For his part, Ivan, with only a few weeks to live, recognizes that he has wasted his time on earth, that he has led an outwardly respectable, but inwardly barren, existence. He looks back at his upbringing, education and career and finds that everything he did was motivated by the desire to appear important in the eyes of others; his own interests and sensitivities were sacrificed for the sake of impressing people who, he sees only now, do not care a jot for him. One night, in the early hours, tormented by pain, ‘it occurred to him that those scarcely perceptible impulses of his to protest at what people of high status considered good, vague impulses which he had always suppressed, might have been precisely what mattered, and all the rest had not been the real thing. His official duties, his manner of life, his family, the values adhered to by people in society and in his profession – all these might not have been the real thing.’ The sense of having wasted his short life is compounded by the recognition that it was only his status that those around him loved, not his true, vulnerable self. He was respected for being a judge, for being a wealthy father and head of household, but with these assets about to disappear, in agony and afraid, he cannot count on anyone’s love: ‘What tormented Ivan Ilyich most was that no one gave him the kind of compassion he craved. There were moments after long suffering when what he wanted most of all (shameful as it might be for him to admit) was to be pitied like a sick child. He wanted to be caressed, kissed, cried over, as sick children are caressed and comforted. He knew that he was an important functionary with a greying beard, and so this was impossible; yet all the same he longed for it.’

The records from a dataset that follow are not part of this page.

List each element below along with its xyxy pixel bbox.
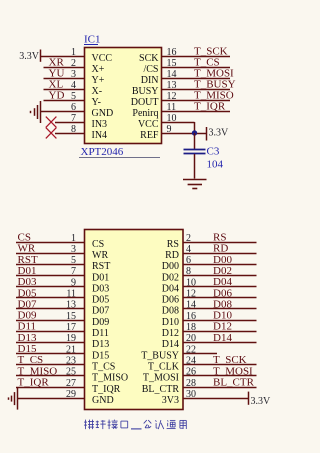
svg-text:X+: X+ bbox=[92, 64, 105, 75]
pin 7 wire (no connect) bbox=[55, 113, 85, 124]
svg-text:GND: GND bbox=[92, 395, 114, 406]
wire node to C3 bbox=[194, 133, 196, 149]
svg-text:15: 15 bbox=[66, 311, 76, 322]
capacitor C3 bbox=[184, 150, 206, 154]
svg-text:D02: D02 bbox=[213, 265, 232, 277]
junction node (pin9/pin10/C3) bbox=[192, 130, 197, 135]
svg-text:X-: X- bbox=[92, 86, 103, 97]
pin 24 wire / net T_SCK bbox=[183, 355, 257, 366]
net label T_SCK bbox=[194, 46, 228, 58]
svg-text:3V3: 3V3 bbox=[162, 395, 179, 406]
svg-text:T_MISO: T_MISO bbox=[92, 373, 128, 384]
svg-text:4: 4 bbox=[71, 80, 76, 91]
svg-text:DOUT: DOUT bbox=[131, 97, 159, 108]
svg-text:D13: D13 bbox=[92, 339, 109, 350]
pin 21 wire / net D15 bbox=[16, 344, 85, 355]
svg-text:16: 16 bbox=[167, 47, 177, 58]
svg-text:BUSY: BUSY bbox=[132, 86, 159, 97]
wire pin10 down to node bbox=[194, 122, 196, 133]
svg-text:DIN: DIN bbox=[141, 75, 159, 86]
power 3.3V (pin 30) bbox=[249, 392, 272, 408]
pin 6 GND wire bbox=[41, 102, 85, 113]
svg-text:IN3: IN3 bbox=[92, 119, 108, 130]
svg-text:5: 5 bbox=[71, 255, 76, 266]
pin 13 wire / net T_BUSY bbox=[162, 80, 231, 91]
svg-text:T_IQR: T_IQR bbox=[92, 384, 121, 395]
svg-text:T_IQR: T_IQR bbox=[18, 377, 50, 389]
svg-text:D06: D06 bbox=[162, 295, 179, 306]
pin 22 wire (unlabelled) bbox=[183, 344, 217, 355]
net label T_MISO bbox=[18, 365, 58, 377]
net label BL_CTR bbox=[213, 377, 255, 389]
IC1 right pin names bbox=[131, 53, 160, 141]
svg-text:1: 1 bbox=[71, 47, 76, 58]
IC value XPT2046 bbox=[79, 146, 160, 158]
pin 11 wire / net T_IQR bbox=[162, 102, 231, 113]
pin 4 wire / net RD bbox=[183, 244, 257, 255]
svg-text:3.3V: 3.3V bbox=[251, 396, 272, 407]
svg-text:GND: GND bbox=[92, 108, 114, 119]
svg-text:12: 12 bbox=[167, 91, 177, 102]
svg-text:10: 10 bbox=[186, 277, 196, 288]
IC1 left pin names bbox=[92, 53, 114, 141]
svg-text:12: 12 bbox=[186, 289, 196, 300]
net label D11 bbox=[18, 321, 37, 333]
svg-text:RS: RS bbox=[167, 239, 179, 250]
svg-text:IN4: IN4 bbox=[92, 130, 108, 141]
svg-text:/CS: /CS bbox=[143, 64, 158, 75]
net label T_MISO bbox=[194, 90, 234, 102]
net label D06 bbox=[213, 287, 232, 299]
net label D05 bbox=[18, 287, 37, 299]
net label D15 bbox=[18, 343, 37, 355]
svg-text:20: 20 bbox=[186, 333, 196, 344]
pin 19 wire / net D13 bbox=[16, 333, 85, 344]
svg-text:YD: YD bbox=[49, 90, 65, 102]
svg-text:9: 9 bbox=[167, 124, 172, 135]
pin 1 VCC wire bbox=[41, 47, 85, 58]
svg-text:D11: D11 bbox=[18, 321, 37, 333]
pin 20 wire / net D14 bbox=[183, 333, 257, 344]
svg-text:D08: D08 bbox=[162, 306, 179, 317]
svg-text:21: 21 bbox=[66, 344, 76, 355]
svg-text:25: 25 bbox=[66, 367, 76, 378]
net label YU bbox=[49, 68, 65, 80]
svg-text:T_MOSI: T_MOSI bbox=[213, 365, 253, 377]
svg-text:T_MISO: T_MISO bbox=[18, 365, 58, 377]
svg-text:2: 2 bbox=[186, 233, 191, 244]
svg-text:19: 19 bbox=[66, 333, 76, 344]
svg-text:IC1: IC1 bbox=[84, 34, 101, 46]
pin 9 REF wire bbox=[162, 124, 207, 135]
net label T_SCK bbox=[213, 354, 247, 366]
svg-text:D10: D10 bbox=[162, 317, 179, 328]
net label T_IQR bbox=[194, 101, 226, 113]
svg-text:CS: CS bbox=[18, 232, 31, 244]
pin 28 wire / net BL_CTR bbox=[183, 378, 257, 389]
svg-text:XPT2046: XPT2046 bbox=[81, 146, 124, 158]
connector right pin names bbox=[141, 239, 180, 406]
svg-text:1: 1 bbox=[71, 233, 76, 244]
net label RST bbox=[18, 254, 38, 266]
net label D03 bbox=[18, 276, 37, 288]
net label T_MOSI bbox=[213, 365, 253, 377]
net label RD bbox=[213, 243, 228, 255]
net label RS bbox=[213, 232, 226, 244]
caption 排针接口__公认通用 bbox=[84, 420, 186, 430]
pin 2 wire / net RS bbox=[183, 233, 257, 244]
power 3.3V (pin 1) bbox=[19, 50, 40, 63]
svg-text:D09: D09 bbox=[92, 317, 109, 328]
svg-text:T_IQR: T_IQR bbox=[194, 101, 226, 113]
svg-text:D07: D07 bbox=[92, 306, 109, 317]
svg-text:RS: RS bbox=[213, 232, 226, 244]
svg-text:26: 26 bbox=[186, 367, 196, 378]
pin 25 wire / net T_MISO bbox=[16, 367, 85, 378]
svg-text:VCC: VCC bbox=[138, 119, 159, 130]
svg-text:29: 29 bbox=[66, 389, 76, 400]
svg-text:22: 22 bbox=[186, 344, 196, 355]
net label D02 bbox=[213, 265, 232, 277]
svg-text:7: 7 bbox=[71, 113, 76, 124]
svg-text:D15: D15 bbox=[92, 350, 109, 361]
ground (pin 6, sideways) bbox=[31, 101, 41, 123]
pin 1 wire / net CS bbox=[16, 233, 85, 244]
svg-text:D14: D14 bbox=[213, 332, 232, 344]
net label YD bbox=[49, 90, 65, 102]
IC IC1 body (XPT2046) bbox=[85, 48, 162, 144]
svg-text:11: 11 bbox=[66, 289, 76, 300]
svg-text:D03: D03 bbox=[18, 276, 37, 288]
pin 16 wire / net D10 bbox=[183, 311, 257, 322]
capacitor value 104 bbox=[207, 159, 224, 171]
svg-text:CS: CS bbox=[92, 239, 104, 250]
svg-text:23: 23 bbox=[66, 355, 76, 366]
connector header body bbox=[85, 230, 184, 410]
pin 11 wire / net D05 bbox=[16, 289, 85, 300]
pin 10 wire / net D04 bbox=[183, 277, 257, 288]
pin 29 GND wire bbox=[17, 389, 84, 400]
no-connect X pin 7 bbox=[46, 117, 57, 128]
net label D14 bbox=[213, 332, 232, 344]
net label D13 bbox=[18, 332, 37, 344]
pin 23 wire / net T_CS bbox=[16, 355, 85, 366]
svg-text:D04: D04 bbox=[162, 283, 179, 294]
svg-text:104: 104 bbox=[207, 159, 224, 171]
net label D08 bbox=[213, 298, 232, 310]
pin 3 wire / net YU bbox=[44, 69, 85, 80]
svg-text:D14: D14 bbox=[162, 339, 179, 350]
net label T_CS bbox=[194, 57, 220, 69]
svg-text:T_CLK: T_CLK bbox=[148, 361, 180, 372]
svg-text:3: 3 bbox=[71, 69, 76, 80]
pin 5 wire / net RST bbox=[16, 255, 85, 266]
svg-text:D01: D01 bbox=[18, 265, 37, 277]
net label D01 bbox=[18, 265, 37, 277]
svg-text:13: 13 bbox=[167, 80, 177, 91]
svg-text:T_CS: T_CS bbox=[92, 361, 115, 372]
svg-text:BL_CTR: BL_CTR bbox=[142, 384, 180, 395]
pin 9 wire / net D03 bbox=[16, 277, 85, 288]
net label T_IQR bbox=[18, 377, 50, 389]
svg-text:Y+: Y+ bbox=[92, 75, 105, 86]
pin 30 wire bbox=[183, 389, 248, 400]
svg-text:4: 4 bbox=[186, 244, 191, 255]
svg-text:D12: D12 bbox=[213, 321, 232, 333]
svg-text:8: 8 bbox=[186, 266, 191, 277]
pin 8 wire / net D02 bbox=[183, 266, 257, 277]
svg-text:16: 16 bbox=[186, 311, 196, 322]
pin 2 wire / net XR bbox=[44, 58, 85, 69]
capacitor designator C3 bbox=[207, 146, 220, 158]
svg-text:REF: REF bbox=[140, 130, 159, 141]
svg-text:SCK: SCK bbox=[139, 53, 159, 64]
ground (C3) bbox=[183, 180, 207, 189]
pin 12 wire / net T_MISO bbox=[162, 91, 231, 102]
svg-text:D08: D08 bbox=[213, 298, 232, 310]
svg-text:9: 9 bbox=[71, 277, 76, 288]
svg-text:3.3V: 3.3V bbox=[19, 51, 40, 62]
svg-text:3: 3 bbox=[71, 244, 76, 255]
svg-text:5: 5 bbox=[71, 91, 76, 102]
pin 26 wire / net T_MOSI bbox=[183, 367, 257, 378]
svg-text:28: 28 bbox=[186, 378, 196, 389]
pin 15 wire / net T_CS bbox=[162, 58, 231, 69]
svg-text:RD: RD bbox=[165, 250, 179, 261]
svg-text:8: 8 bbox=[71, 124, 76, 135]
pin 14 wire / net T_MOSI bbox=[162, 69, 231, 80]
pin 3 wire / net WR bbox=[16, 244, 85, 255]
svg-text:17: 17 bbox=[66, 322, 76, 333]
pin 16 wire / net T_SCK bbox=[162, 47, 231, 58]
net label T_BUSY bbox=[194, 79, 236, 91]
net label D10 bbox=[213, 310, 232, 322]
svg-text:D01: D01 bbox=[92, 272, 109, 283]
pin 14 wire / net D08 bbox=[183, 300, 257, 311]
svg-text:C3: C3 bbox=[207, 146, 220, 158]
svg-text:WR: WR bbox=[92, 250, 108, 261]
svg-text:10: 10 bbox=[167, 113, 177, 124]
net label D00 bbox=[213, 254, 232, 266]
pin 6 wire / net D00 bbox=[183, 255, 257, 266]
svg-text:BL_CTR: BL_CTR bbox=[213, 377, 255, 389]
pin 15 wire / net D09 bbox=[16, 311, 85, 322]
net label WR bbox=[18, 243, 36, 255]
pin 27 wire / net T_IQR bbox=[16, 378, 85, 389]
svg-text:D00: D00 bbox=[162, 261, 179, 272]
svg-text:T_SCK: T_SCK bbox=[213, 354, 247, 366]
no-connect X pin 8 bbox=[46, 128, 57, 139]
wire C3 to ground bbox=[194, 154, 196, 179]
svg-text:11: 11 bbox=[167, 102, 177, 113]
pin 10 VCC wire bbox=[162, 113, 195, 124]
svg-text:D12: D12 bbox=[162, 328, 179, 339]
net label D12 bbox=[213, 321, 232, 333]
svg-text:6: 6 bbox=[71, 102, 76, 113]
svg-text:7: 7 bbox=[71, 266, 76, 277]
svg-text:2: 2 bbox=[71, 58, 76, 69]
pin 18 wire / net D12 bbox=[183, 322, 257, 333]
svg-text:18: 18 bbox=[186, 322, 196, 333]
net label CS bbox=[18, 232, 31, 244]
pin 12 wire / net D06 bbox=[183, 289, 257, 300]
net label D09 bbox=[18, 310, 37, 322]
svg-text:RST: RST bbox=[92, 261, 110, 272]
svg-text:15: 15 bbox=[167, 58, 177, 69]
svg-text:T_MOSI: T_MOSI bbox=[143, 373, 179, 384]
svg-text:Penirq: Penirq bbox=[132, 108, 158, 119]
power 3.3V (pin 9) bbox=[207, 127, 230, 141]
svg-text:D11: D11 bbox=[92, 328, 109, 339]
IC U1 designator IC1 bbox=[84, 34, 101, 46]
net label T_MOSI bbox=[194, 68, 234, 80]
svg-text:13: 13 bbox=[66, 300, 76, 311]
svg-text:VCC: VCC bbox=[92, 53, 113, 64]
net label D04 bbox=[213, 276, 232, 288]
pin 13 wire / net D07 bbox=[16, 300, 85, 311]
net label XR bbox=[49, 57, 65, 69]
svg-text:14: 14 bbox=[186, 300, 196, 311]
net label XL bbox=[49, 79, 64, 91]
svg-text:27: 27 bbox=[66, 378, 76, 389]
svg-text:D02: D02 bbox=[162, 272, 179, 283]
pin 17 wire / net D11 bbox=[16, 322, 85, 333]
net label D07 bbox=[18, 298, 37, 310]
svg-text:D05: D05 bbox=[92, 295, 109, 306]
svg-text:24: 24 bbox=[186, 355, 196, 366]
svg-text:T_CS: T_CS bbox=[18, 354, 44, 366]
svg-text:Y-: Y- bbox=[92, 97, 101, 108]
ground (pin 29, sideways) bbox=[9, 388, 18, 410]
svg-text:14: 14 bbox=[167, 69, 177, 80]
svg-text:D03: D03 bbox=[92, 283, 109, 294]
pin 5 wire / net YD bbox=[44, 91, 85, 102]
svg-text:D04: D04 bbox=[213, 276, 232, 288]
pin 7 wire / net D01 bbox=[16, 266, 85, 277]
svg-text:3.3V: 3.3V bbox=[209, 128, 230, 139]
svg-text:30: 30 bbox=[186, 389, 196, 400]
connector left pin names bbox=[92, 239, 128, 406]
pin 8 wire (no connect) bbox=[55, 124, 85, 135]
svg-text:D07: D07 bbox=[18, 298, 37, 310]
svg-text:6: 6 bbox=[186, 255, 191, 266]
net label T_CS bbox=[18, 354, 44, 366]
pin 4 wire / net XL bbox=[44, 80, 85, 91]
svg-text:T_BUSY: T_BUSY bbox=[141, 350, 179, 361]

After Ivan has breathed his last, his so-called friends come to pay their respects, but regret all the while the disruption that the death has caused to their whist-playing schedule. Looking at Ivan’s waxy, hollow face in its coffin, his colleague Pyotr Ivanovich starts to reflect that death may one day claim him too – and that this could have stern implications, especially for the logic of spending most of his energies on card games. ‘ “Why, the same thing could happen to me at any time now,” thought Pyotr Ivanovich and for a moment he felt panic-stricken. But at once, he himself did not know how, he was rescued by the customary reflection that all this had happened to Ivan Ilyich, not to him, that it could not and should not happen to him; and that if he were to grant such a possibility, he would succumb to depression.’
If Tolstoy understood so well the power of death to change our sense of what we should concern ourselves with, it was because he had himself, only a few years before writing the novella, questioned his own life in the context of a new-found awareness of his mortality. In A Confession (1882), a record of his death-inspired interrogations, he explained that, at the age of fifty-one, with War and Peace and Anna Karenina behind him, world-famous and rich, he had recognized how, from an early age, he had lived not according to his own
values, or to those of God, but to those of ‘society’ and how this had inspired in him a restless desire to be stronger than others; to be more famous, more important and richer than they. In his social circle, ‘ambition, love of power, covetousness, lasciviousness, pride, anger and revenge were all respected’. But now, with death in mind, he doubted the validity of his previous ambitions. ‘ “Well, you will have 6,000 desyatinas of land in Samara Government and 300 horses, and what then? … Very well; you will be more famous than Gogol or Pushkin or Shakespeare or Molière, or than all the writers in the world – and what of it?”